I'd really, REALLY like to kick the goat that wrote that code...I was trying to get pics today, they make it udderly impossible!


----------



## Queen Mum (Feb 2, 2012)

20kidsonhill said:
			
		

> It is because of their top-line. A goat with a straighter, better top-line is going to naturally hold their tail up in a curl over their back. The more slope they have in their rump the more their tail looks like it is hanging down.
> 
> A tail curled up is a good thing.
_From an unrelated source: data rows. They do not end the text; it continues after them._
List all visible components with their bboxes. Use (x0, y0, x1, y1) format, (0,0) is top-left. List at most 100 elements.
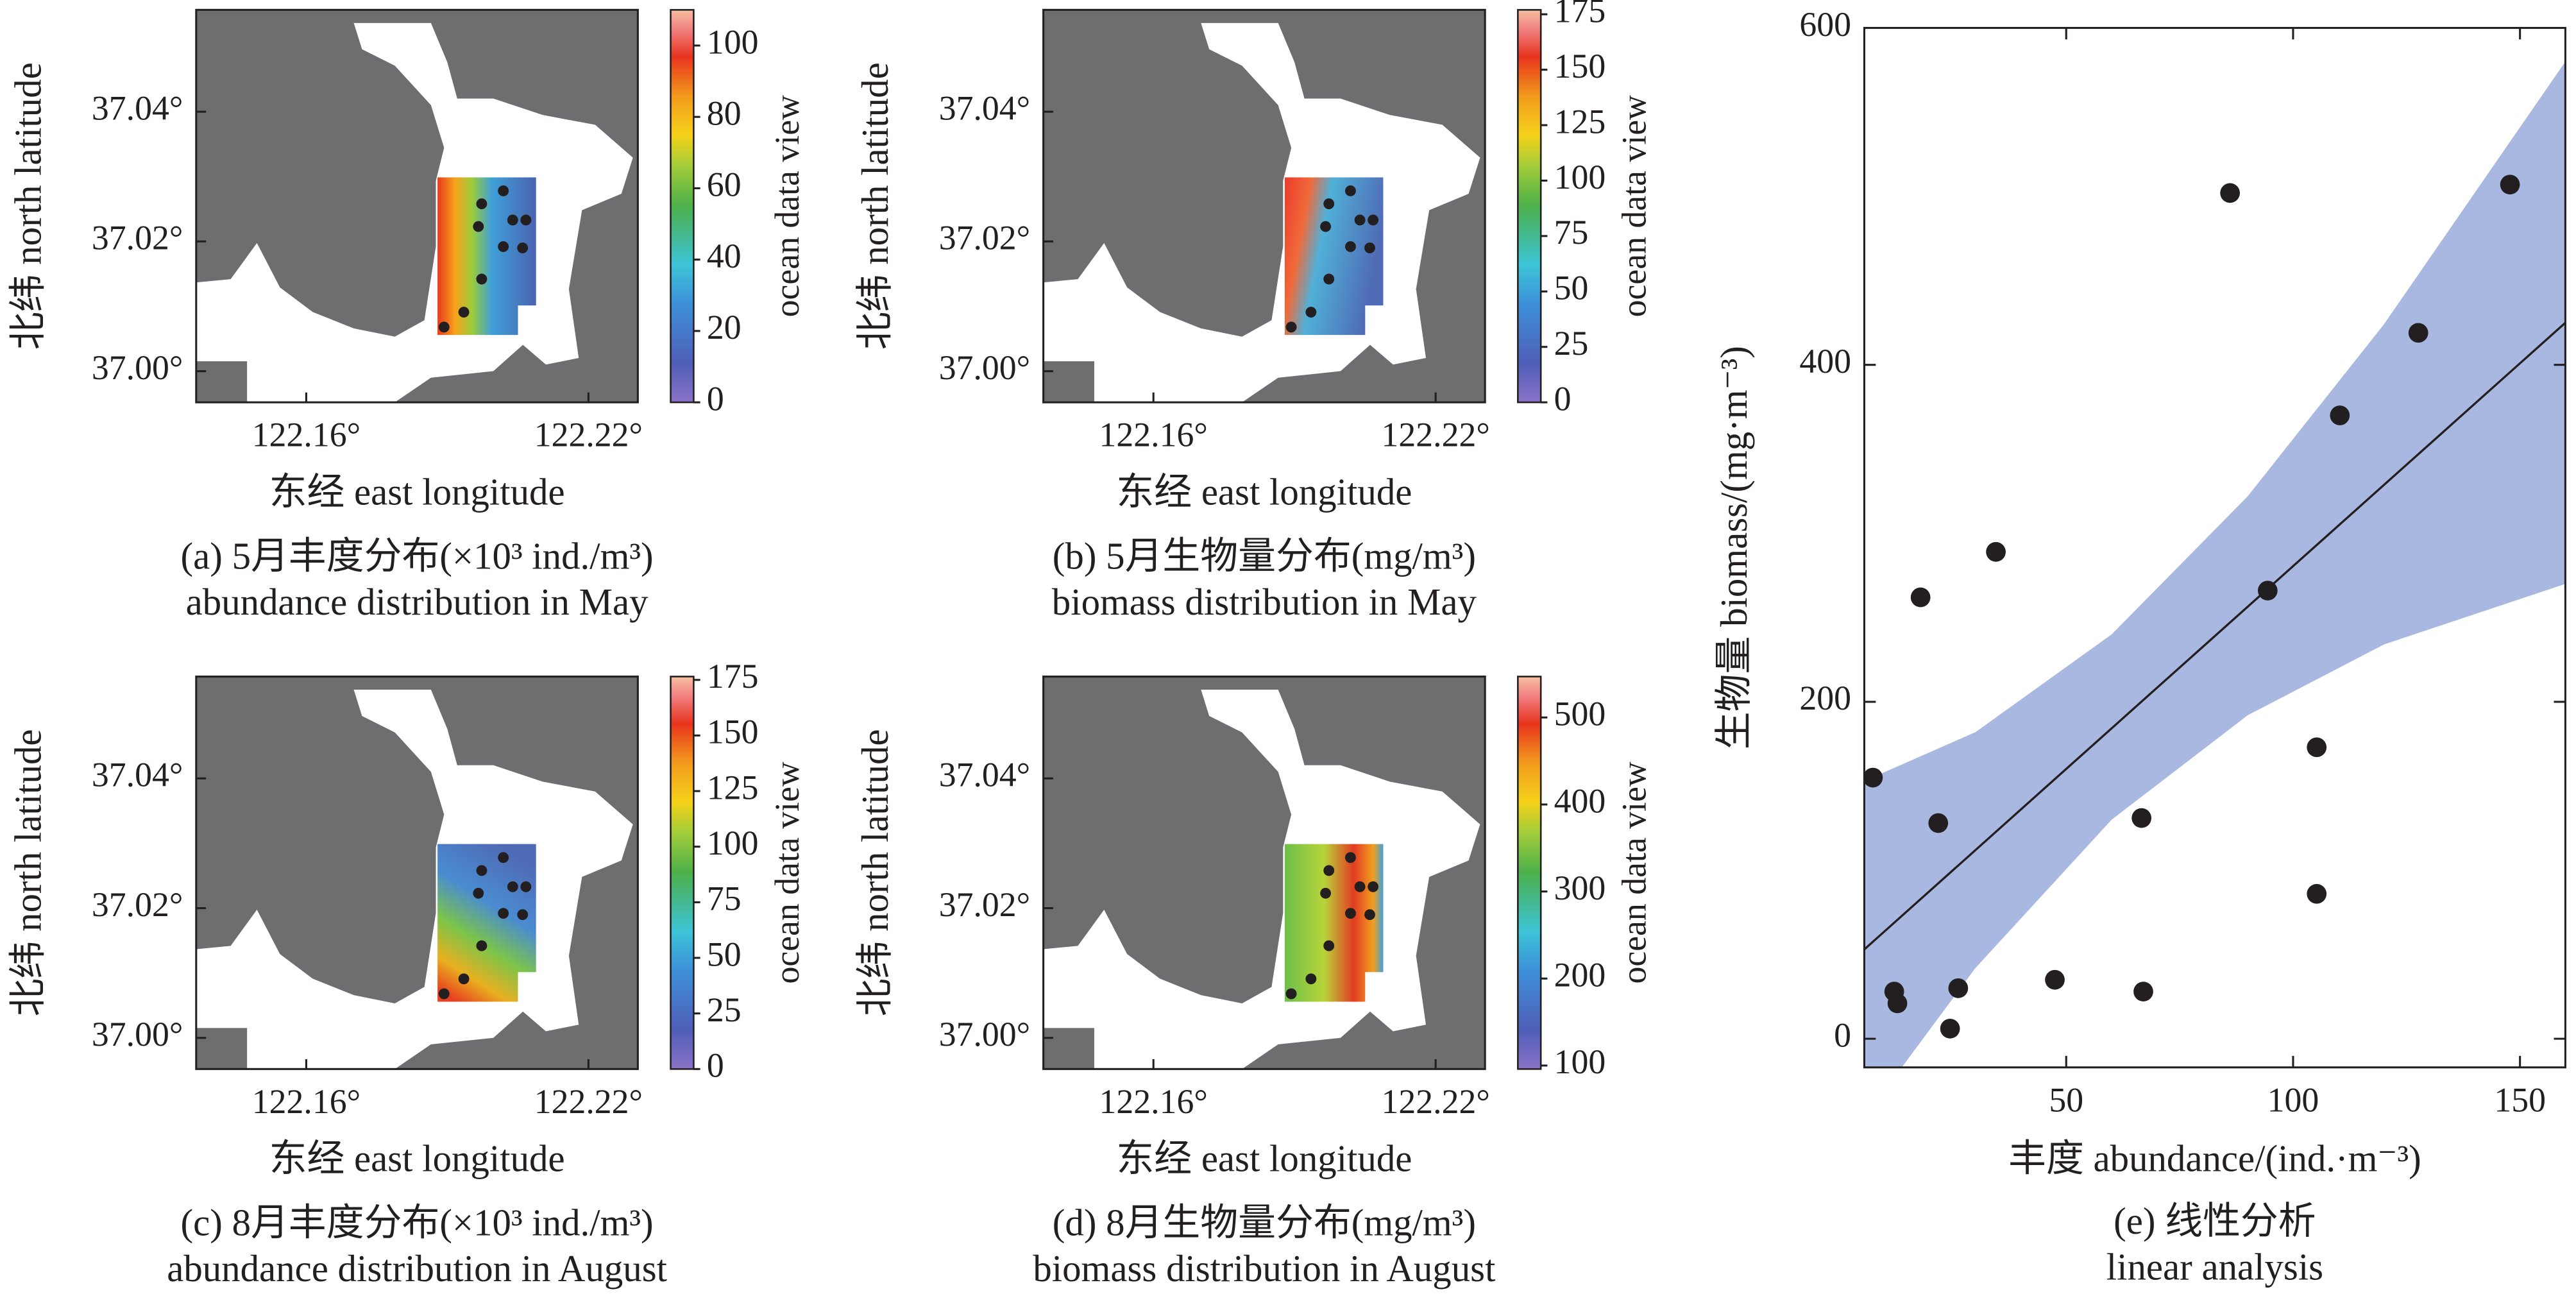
confidence-band (1864, 62, 2566, 1068)
y-tick-label: 37.00° (92, 1015, 183, 1053)
station (1344, 852, 1356, 864)
y-tick-label: 37.04° (92, 89, 183, 127)
point (1948, 978, 1969, 998)
colorbar (1517, 676, 1542, 1070)
sea (1043, 690, 1480, 1069)
caption-subtitle: biomass distribution in May (1052, 581, 1477, 623)
point (1887, 993, 1908, 1014)
colorbar-tick-label: 75 (1554, 213, 1589, 251)
x-axis-label: 东经 east longitude (269, 472, 565, 513)
sea (1043, 22, 1480, 403)
y-tick-label: 37.04° (939, 756, 1030, 794)
x-tick-label: 122.16° (1099, 1082, 1208, 1121)
station (1354, 881, 1366, 892)
colorbar-label: ocean data view (768, 95, 806, 317)
colorbar-tick-label: 50 (707, 935, 741, 973)
colorbar-tick-label: 400 (1554, 781, 1606, 820)
colorbar-tick-label: 125 (707, 768, 759, 806)
station (476, 273, 487, 285)
y-tick-label: 37.04° (92, 756, 183, 794)
sea (196, 690, 633, 1069)
station (458, 973, 470, 985)
colorbar (1517, 9, 1542, 404)
point (1940, 1019, 1960, 1039)
point (2045, 969, 2065, 990)
y-tick-label: 600 (1799, 5, 1851, 44)
station (1344, 241, 1356, 252)
colorbar-tick-label: 80 (707, 94, 741, 133)
x-axis-label: 东经 east longitude (1116, 472, 1412, 513)
station (1368, 214, 1379, 226)
colorbar-tick-label: 25 (1554, 324, 1589, 362)
colorbar-tick-label: 50 (1554, 269, 1589, 307)
station (507, 214, 518, 226)
colorbar-tick-label: 175 (1554, 0, 1606, 30)
x-tick-label: 122.22° (1382, 1082, 1490, 1121)
x-tick-label: 150 (2494, 1080, 2546, 1119)
x-tick-label: 100 (2267, 1080, 2319, 1119)
point (1864, 767, 1883, 788)
point (1986, 541, 2006, 562)
x-axis-label: 东经 east longitude (1116, 1138, 1412, 1180)
caption-subtitle: abundance distribution in August (167, 1248, 667, 1290)
x-tick-label: 122.22° (1382, 416, 1490, 454)
colorbar-tick-label: 100 (1554, 158, 1606, 196)
colorbar-label: ocean data view (1615, 762, 1654, 983)
x-tick-label: 122.22° (534, 416, 643, 454)
station (473, 221, 484, 232)
station (517, 243, 529, 253)
point (2220, 183, 2240, 203)
point (1910, 587, 1931, 608)
y-axis-label: 北纬 north latitude (854, 729, 896, 1016)
colorbar-tick-label: 0 (707, 1046, 724, 1085)
station (1344, 908, 1356, 919)
plot-frame (1863, 26, 2566, 1069)
y-tick-label: 37.02° (939, 885, 1030, 924)
station (498, 908, 509, 919)
point (2257, 581, 2278, 600)
y-tick-label: 37.00° (939, 1015, 1030, 1053)
y-tick-label: 37.02° (939, 219, 1030, 257)
station (473, 887, 484, 899)
x-tick-label: 122.16° (252, 1082, 360, 1121)
y-tick-label: 37.02° (92, 219, 183, 257)
point (2133, 982, 2153, 1001)
sea (196, 22, 633, 403)
station (476, 865, 487, 876)
x-tick-label: 50 (2049, 1080, 2083, 1119)
colorbar-tick-label: 150 (1554, 47, 1606, 85)
y-tick-label: 37.00° (92, 348, 183, 387)
colorbar-tick-label: 500 (1554, 695, 1606, 733)
point (2131, 808, 2152, 828)
colorbar-tick-label: 100 (707, 22, 759, 61)
station (1323, 940, 1335, 951)
colorbar-tick-label: 60 (707, 166, 741, 204)
y-axis-label: 生物量 biomass/(mg·m⁻³) (1713, 346, 1755, 749)
station (1354, 214, 1366, 226)
colorbar-label: ocean data view (768, 762, 806, 983)
caption: (d) 8月生物量分布(mg/m³) (1053, 1202, 1476, 1244)
station (1364, 909, 1375, 921)
station (1364, 243, 1375, 253)
point (1928, 813, 1949, 833)
station (476, 198, 487, 210)
station (517, 909, 529, 921)
map-frame (195, 676, 639, 1070)
station (1344, 185, 1356, 196)
station (1323, 198, 1335, 210)
point (2307, 737, 2327, 758)
caption: (c) 8月丰度分布(×10³ ind./m³) (181, 1202, 654, 1244)
fit-line (1864, 321, 2566, 951)
x-tick-label: 122.16° (1099, 416, 1208, 454)
station (1323, 273, 1335, 285)
x-axis-label: 丰度 abundance/(ind.·m⁻³) (2008, 1138, 2421, 1180)
colorbar-tick-label: 300 (1554, 869, 1606, 907)
colorbar-tick-label: 125 (1554, 102, 1606, 140)
colorbar-tick-label: 100 (1554, 1043, 1606, 1081)
station (1305, 307, 1317, 318)
station (476, 940, 487, 951)
y-tick-label: 37.04° (939, 89, 1030, 127)
colorbar-tick-label: 150 (707, 713, 759, 751)
point (2408, 323, 2428, 343)
station (520, 881, 532, 892)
At least with boers.


Not true.  It's breed specific.  Some breeds have a tail that curls up and over and others do not.  Also, bucks have a tendency to hold their tails up and over when they are rutting and trying to flag a female and does do it when they are flagging.  Alpines with a straight backline often stand with their tail out or down.  As do many Nubians.  Length of tail also determines tail position.    Some goats  goats often wag their tails when happy and others curl their tails when happy.

I have 6 goats.  Four of them have tails that hang down and they wag their tails when happy and almost never hold them up and over their backs.  They are Alpine, Alpine/Nubian/Oberhauslie mix and Alpine/Oberhauslie mix.   One of them is a Purebred mini Lamancha, Houdini.  He almost NEVER has his tail down.  He has to make a significant effort to uncurl it.    He does wag his tail when he is very happy and when he wants food.   The last is Jelly bean.  Mini-Lamancha/dwarf Nigerian.  She has a tail that is part of the time curled and part of the time down.  She usually has a tail that is up.  She hardly ever uses her tail to express herself.


----------